Hi @levlitichev, I just tried that with my data and got a bowtie2 error: “fewer reads in file specified with -2 than in file specified with -1”. It’s been puzzling me because I confirmed that the number of reads were the same in each pair in the raw files and after going through trimmomatic, so now I’m trying to see if something went wrong in TRF (prior step before bowtie2).
In any case, wasn’t very helpful for solving the original issue.
I think the issue here is caused by bowtie2 not recognising the read pairs due to changes in their header line formatting introduced by Kneaddata at the begining of the wrapper.
I can align my reads to the same bowtie2 index used by Kneaddata prior to processing them with kneaddata, but if I try to use the reads that results from the trf step, these do not get sorted into the paired unaligned output files.
My current work around is aligning the reads myself against the bowtie2 indices prior to using kneaddata to run trimmomatic and trf. If the modified read headers cause an issue downstream in kraken2 I might just have to drop Kneaddata or introduce a step to patch the modified header lines.
Current working hypothesis at least.
Hello,
I am dealing with the same problem: all my paired-end data are in my unpaired output.
I changed the name of my id (as you can see in the picture below) but it didn’t resolve the problem…
Thank you in advance for your help
Like @fquerdasi recommended, downgrading to v0.10 worked for me.
Hi thank you for you answer @levlitichev !
Now I am not sure about the problem, because the name of the reads seams to
be changing…
Because if I look on the .command.log file, I see this line
“Reformatting file sequence identifiers…”
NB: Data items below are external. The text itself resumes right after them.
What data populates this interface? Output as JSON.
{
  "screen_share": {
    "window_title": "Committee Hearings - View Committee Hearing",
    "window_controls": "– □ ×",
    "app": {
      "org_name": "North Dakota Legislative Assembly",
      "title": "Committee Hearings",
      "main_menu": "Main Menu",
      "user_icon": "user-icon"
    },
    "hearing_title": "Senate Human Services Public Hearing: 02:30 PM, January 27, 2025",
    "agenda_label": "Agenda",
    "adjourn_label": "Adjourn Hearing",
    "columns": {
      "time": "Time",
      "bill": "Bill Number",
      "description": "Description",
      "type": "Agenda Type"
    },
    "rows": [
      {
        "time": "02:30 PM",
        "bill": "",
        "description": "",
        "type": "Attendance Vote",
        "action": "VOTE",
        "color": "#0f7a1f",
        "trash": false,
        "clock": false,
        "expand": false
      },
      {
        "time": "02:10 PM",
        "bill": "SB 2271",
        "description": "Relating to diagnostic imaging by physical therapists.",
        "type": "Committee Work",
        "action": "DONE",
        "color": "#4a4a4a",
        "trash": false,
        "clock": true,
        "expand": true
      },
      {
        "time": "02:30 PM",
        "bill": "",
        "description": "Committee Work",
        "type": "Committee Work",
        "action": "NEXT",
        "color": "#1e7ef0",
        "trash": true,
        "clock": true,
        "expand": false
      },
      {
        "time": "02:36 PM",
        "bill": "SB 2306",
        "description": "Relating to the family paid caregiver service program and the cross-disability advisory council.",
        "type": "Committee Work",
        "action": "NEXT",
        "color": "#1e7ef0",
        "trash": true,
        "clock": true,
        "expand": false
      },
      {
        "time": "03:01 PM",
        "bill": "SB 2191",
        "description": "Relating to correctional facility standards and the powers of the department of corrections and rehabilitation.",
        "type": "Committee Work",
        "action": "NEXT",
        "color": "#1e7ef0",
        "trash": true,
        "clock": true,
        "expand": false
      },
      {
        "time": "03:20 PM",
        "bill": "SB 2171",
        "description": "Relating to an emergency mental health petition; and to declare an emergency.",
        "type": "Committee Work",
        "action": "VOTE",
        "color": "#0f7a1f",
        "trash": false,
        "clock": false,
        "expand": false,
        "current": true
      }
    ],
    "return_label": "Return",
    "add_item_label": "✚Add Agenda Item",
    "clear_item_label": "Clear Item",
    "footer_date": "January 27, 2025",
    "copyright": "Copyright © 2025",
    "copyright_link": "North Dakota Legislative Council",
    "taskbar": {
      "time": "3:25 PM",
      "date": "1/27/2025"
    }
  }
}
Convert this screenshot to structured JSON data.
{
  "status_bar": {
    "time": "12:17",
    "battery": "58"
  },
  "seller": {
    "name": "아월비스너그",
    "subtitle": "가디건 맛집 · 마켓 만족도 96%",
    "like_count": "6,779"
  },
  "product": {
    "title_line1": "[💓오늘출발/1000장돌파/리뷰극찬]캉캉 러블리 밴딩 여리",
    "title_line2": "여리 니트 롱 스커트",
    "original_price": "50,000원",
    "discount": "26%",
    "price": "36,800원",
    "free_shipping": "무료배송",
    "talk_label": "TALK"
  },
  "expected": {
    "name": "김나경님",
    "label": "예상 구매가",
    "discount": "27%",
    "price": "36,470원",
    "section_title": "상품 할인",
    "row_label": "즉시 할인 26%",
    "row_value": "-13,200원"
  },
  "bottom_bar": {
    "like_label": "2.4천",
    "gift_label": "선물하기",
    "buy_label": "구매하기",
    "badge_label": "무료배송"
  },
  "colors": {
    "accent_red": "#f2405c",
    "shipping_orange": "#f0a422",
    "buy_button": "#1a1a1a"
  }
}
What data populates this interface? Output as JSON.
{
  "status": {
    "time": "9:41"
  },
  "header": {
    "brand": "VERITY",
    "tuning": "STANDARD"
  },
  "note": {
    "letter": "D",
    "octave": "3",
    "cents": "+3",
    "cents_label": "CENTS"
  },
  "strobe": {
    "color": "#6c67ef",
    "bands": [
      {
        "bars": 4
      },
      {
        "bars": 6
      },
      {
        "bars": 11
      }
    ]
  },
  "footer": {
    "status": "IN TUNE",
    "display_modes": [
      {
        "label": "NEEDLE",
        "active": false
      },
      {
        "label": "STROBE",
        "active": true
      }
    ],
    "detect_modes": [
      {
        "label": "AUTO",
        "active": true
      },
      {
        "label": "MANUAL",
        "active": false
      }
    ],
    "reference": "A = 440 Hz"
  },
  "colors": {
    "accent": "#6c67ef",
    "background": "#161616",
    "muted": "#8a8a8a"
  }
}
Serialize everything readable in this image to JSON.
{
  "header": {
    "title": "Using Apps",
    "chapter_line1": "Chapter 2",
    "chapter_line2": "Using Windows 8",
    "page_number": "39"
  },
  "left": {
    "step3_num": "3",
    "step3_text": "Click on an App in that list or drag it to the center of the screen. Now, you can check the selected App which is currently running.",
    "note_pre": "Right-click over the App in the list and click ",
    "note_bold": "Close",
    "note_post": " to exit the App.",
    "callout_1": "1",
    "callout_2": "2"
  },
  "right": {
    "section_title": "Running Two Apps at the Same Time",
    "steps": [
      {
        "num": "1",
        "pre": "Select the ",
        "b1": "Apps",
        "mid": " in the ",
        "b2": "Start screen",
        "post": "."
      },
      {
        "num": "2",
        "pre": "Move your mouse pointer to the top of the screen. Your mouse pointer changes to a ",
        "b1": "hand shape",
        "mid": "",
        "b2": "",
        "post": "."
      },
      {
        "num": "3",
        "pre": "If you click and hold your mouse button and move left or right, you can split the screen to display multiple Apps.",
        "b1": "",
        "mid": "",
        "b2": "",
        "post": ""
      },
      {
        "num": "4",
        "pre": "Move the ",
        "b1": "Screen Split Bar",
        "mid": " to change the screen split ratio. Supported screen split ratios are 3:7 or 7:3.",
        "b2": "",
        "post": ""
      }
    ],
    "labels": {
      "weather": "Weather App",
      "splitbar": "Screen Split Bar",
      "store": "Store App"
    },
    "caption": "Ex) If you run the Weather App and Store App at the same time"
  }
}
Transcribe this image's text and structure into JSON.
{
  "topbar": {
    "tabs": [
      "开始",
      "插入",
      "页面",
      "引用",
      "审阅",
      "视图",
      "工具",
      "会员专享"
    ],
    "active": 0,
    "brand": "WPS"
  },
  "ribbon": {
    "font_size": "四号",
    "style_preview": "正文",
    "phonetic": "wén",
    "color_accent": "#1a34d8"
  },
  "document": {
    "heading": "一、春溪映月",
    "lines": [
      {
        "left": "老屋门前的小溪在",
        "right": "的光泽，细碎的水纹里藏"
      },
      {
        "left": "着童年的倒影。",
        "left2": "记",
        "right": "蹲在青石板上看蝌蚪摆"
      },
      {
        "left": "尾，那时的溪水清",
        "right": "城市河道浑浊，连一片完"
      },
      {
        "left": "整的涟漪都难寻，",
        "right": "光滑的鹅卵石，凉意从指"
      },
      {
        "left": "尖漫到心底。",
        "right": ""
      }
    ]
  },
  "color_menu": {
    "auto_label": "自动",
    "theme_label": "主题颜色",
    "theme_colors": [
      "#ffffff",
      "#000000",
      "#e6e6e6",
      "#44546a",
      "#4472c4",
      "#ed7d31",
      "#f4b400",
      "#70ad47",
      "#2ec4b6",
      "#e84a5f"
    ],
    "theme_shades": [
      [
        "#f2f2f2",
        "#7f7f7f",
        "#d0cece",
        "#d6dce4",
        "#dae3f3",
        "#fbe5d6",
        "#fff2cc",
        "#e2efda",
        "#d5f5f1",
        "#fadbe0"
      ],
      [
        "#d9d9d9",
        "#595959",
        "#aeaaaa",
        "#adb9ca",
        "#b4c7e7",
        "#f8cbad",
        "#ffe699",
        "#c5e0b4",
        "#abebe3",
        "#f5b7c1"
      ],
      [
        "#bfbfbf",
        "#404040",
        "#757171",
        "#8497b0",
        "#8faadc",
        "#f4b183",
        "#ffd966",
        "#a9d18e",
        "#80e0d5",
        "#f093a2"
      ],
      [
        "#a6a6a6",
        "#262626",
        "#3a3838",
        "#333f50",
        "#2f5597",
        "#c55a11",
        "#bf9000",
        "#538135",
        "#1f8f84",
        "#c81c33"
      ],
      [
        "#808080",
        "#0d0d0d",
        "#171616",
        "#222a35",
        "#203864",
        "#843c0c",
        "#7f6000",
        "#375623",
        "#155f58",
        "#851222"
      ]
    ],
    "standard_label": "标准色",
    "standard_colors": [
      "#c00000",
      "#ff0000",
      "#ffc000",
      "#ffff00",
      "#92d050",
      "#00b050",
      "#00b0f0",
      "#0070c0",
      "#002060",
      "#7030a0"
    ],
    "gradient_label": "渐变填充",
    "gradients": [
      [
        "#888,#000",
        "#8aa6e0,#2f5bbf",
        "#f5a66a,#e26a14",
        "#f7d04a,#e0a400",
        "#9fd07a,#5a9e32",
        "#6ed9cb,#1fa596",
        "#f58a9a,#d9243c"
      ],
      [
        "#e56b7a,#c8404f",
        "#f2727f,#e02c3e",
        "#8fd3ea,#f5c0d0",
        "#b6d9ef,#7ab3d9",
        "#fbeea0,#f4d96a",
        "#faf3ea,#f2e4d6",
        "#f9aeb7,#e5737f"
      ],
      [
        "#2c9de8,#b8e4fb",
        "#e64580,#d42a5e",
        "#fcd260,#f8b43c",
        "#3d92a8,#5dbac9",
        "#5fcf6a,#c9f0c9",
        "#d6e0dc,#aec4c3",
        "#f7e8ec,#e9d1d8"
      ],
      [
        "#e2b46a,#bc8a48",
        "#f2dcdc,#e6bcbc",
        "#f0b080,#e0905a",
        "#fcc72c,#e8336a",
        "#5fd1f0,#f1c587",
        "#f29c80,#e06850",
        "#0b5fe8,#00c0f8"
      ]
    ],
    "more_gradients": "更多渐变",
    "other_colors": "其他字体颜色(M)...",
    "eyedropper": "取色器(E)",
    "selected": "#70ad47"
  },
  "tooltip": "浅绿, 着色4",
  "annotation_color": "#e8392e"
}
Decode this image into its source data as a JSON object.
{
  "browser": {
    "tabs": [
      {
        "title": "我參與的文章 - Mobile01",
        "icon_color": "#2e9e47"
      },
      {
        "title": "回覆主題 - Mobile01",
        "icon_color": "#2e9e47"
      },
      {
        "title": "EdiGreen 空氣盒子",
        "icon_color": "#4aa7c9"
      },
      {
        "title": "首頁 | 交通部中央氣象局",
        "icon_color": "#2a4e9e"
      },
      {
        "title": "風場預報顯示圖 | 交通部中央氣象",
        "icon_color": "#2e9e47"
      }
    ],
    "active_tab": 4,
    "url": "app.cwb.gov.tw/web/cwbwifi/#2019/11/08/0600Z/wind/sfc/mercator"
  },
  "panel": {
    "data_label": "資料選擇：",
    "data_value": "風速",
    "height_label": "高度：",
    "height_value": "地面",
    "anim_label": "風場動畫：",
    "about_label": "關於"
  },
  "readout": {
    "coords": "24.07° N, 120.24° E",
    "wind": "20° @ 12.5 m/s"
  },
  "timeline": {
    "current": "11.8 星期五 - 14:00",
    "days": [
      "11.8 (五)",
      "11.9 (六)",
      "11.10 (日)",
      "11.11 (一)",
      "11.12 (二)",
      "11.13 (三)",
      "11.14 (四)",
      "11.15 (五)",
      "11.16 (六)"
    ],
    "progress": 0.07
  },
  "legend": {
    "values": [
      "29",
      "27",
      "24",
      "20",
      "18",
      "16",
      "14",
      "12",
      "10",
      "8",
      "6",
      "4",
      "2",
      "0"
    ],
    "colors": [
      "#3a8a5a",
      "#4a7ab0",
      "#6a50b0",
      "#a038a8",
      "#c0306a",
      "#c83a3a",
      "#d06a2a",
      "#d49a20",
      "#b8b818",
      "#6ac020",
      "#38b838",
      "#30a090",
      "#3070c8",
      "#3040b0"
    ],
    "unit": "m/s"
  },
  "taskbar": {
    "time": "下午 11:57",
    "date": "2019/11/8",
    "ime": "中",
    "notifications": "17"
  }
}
Does that mean that my results are correct? Cause if the name are changed,
maybe the void in my “paired” file are normal?
I think the reformatting is normal. It’s how KneadData makes sure that it can match up the forward and reverse reads. The problem (with v0.12.0) is that bowtie2 still can’t figure out how to match up the forward and reverse reads, so it returns zero for paired reads (“INFO: READ COUNT: final pair1” and “pair2” above). With v0.10.0, this problem appears to be fixed (for me). This is my understanding at least.
Hello,
I found a workaround for a similar issue. If the demo files work with your installation, here’s the situation I encountered.
The headers in the demo files were formatted like this:
@A2G7T130425:1:1101:10002:20172/1
Using KneadData v0.12.0, these headers were recognized by both Trimmomatic and Bowtie2 during the decontamination process.
However, my headers looked like this:
@A00560:373:H7KT2DRX5:1:2101:1443:1016 1:N:0:CAGCCGCCTA+CACGGCTAGT
I realized I needed to remove the final part and add a “/” within the blank space, modifying my headers to look like this:
@A00560:373:H7KT2DRX5:1:2101:1443:1016/1
I created a bash script to automate this process, and it worked as intended. Here is the script:
Basically it works selecting R1 fastqs and R2 based on their file name, so make sure that your file name is something like this:" SampleID_R1_something.fastq" (after gunzipping all the .gz files)
bash
#!/bin/bash
# Check if the directory is provided
if [ "$#" -ne 1 ]; then
echo "Usage: $0 <directory>"
exit 1
fi
directory=$1
# Function to modify headers in a FASTQ file
modify_headers() {
input_file=$1
output_file=$2
awk '{
if (NR % 4 == 1 && substr($0, 1, 1) == "@") {
split($0, arr, " ")
print arr[1] "/" substr(arr[2], 1, 1)
} else {
print
}
}' "$input_file" > "$output_file"
}
# Process all *_R1_*.fastq files
for file in "$directory"/*_R1_*.fastq; do
if [[ -f "$file" ]]; then
output_file="${file%.fastq}_modified.fastq"
echo "Modifying headers in $file..."
modify_headers "$file" "$output_file"
echo "Output written to $output_file"
fi
done
# Process all *_R2_*.fastq files
for file in "$directory"/*_R2_*.fastq; do
if [[ -f "$file" ]]; then
output_file="${file%.fastq}_modified.fastq"
echo "Modifying headers in $file..."
modify_headers "$file" "$output_file"
echo "Output written to $output_file"
fi
done
Note: You’ll need to gunzip the FASTQ files, run the script to change the headers, and then compress them again if necessary. Simply provide the folder containing all the fastq.gz files, and the script will handle the rest.
After modifying the headers, you can try running KneadData again.